The chief executive of Whitbread, the owner of the Beefeater and Brewers Fayre restaurant chains, has called for a massive shake-up of the food supply chain in the wake of the horse meat scandal.
Andy Harrison said: "At the moment, we have a complete patchwork of certification involving the European Commission, Defra, the Food Standards Agency down to local authorities and trading standards.
"We need a much stronger regulatory framework across the industry which is tougher and more consistent," he added. "It's a European-wide issue with clear elements of fraud."

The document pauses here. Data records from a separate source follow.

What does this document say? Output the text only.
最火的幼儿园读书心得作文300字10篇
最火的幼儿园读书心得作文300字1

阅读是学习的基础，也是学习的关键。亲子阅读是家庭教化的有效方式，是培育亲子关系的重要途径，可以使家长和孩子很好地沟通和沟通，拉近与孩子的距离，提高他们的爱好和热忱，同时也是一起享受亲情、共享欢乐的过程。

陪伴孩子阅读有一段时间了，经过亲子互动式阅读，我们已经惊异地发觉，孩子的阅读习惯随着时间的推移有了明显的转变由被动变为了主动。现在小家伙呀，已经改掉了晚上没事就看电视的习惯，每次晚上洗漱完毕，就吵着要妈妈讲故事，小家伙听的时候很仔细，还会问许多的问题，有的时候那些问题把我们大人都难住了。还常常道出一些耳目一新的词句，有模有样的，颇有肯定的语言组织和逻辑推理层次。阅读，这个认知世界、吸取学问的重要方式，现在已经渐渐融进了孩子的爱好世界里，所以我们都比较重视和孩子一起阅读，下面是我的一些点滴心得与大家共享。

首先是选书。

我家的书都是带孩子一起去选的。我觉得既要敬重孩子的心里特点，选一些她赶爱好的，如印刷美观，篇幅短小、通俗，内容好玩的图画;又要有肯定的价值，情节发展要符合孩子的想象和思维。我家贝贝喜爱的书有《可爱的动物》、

Whitbread admitted two weeks ago that traces of horse DNA had been found in its beefburgers and meat lasagnes.
Mr Harrison said the products had been withdrawn immediately and "a lot of management effort" had been put into improving the traceability of its products. Burgers sourced from Northern Irish beef cattle would be back on the menu in four or five days, he added.
Whitbread said it had seen little effect on business, with its restaurants "trading well". Mr Harrison said: "Customers have changed what they order, and we have seen sales of chicken products up by 5 to 10 per cent in the last couple of weeks.
"We expect most of the costs to be borne by our suppliers. In the longer term, this does not necessarily mean prices will rise for customers. In fact, better quality control often goes hand in hand with improved efficiency."
Whitbread said it was still on course to hit City profit expectations for the financial year that ends tomorrow.
It said overall like-for-like sales rose 2.7 per cent in the final quarter, pushing growth for the year to 3.7 per cent. Sales at the Costa coffee chain rose 5.5 per cent from branches open at least a year. Premier Inn sales rose 2.9 per cent.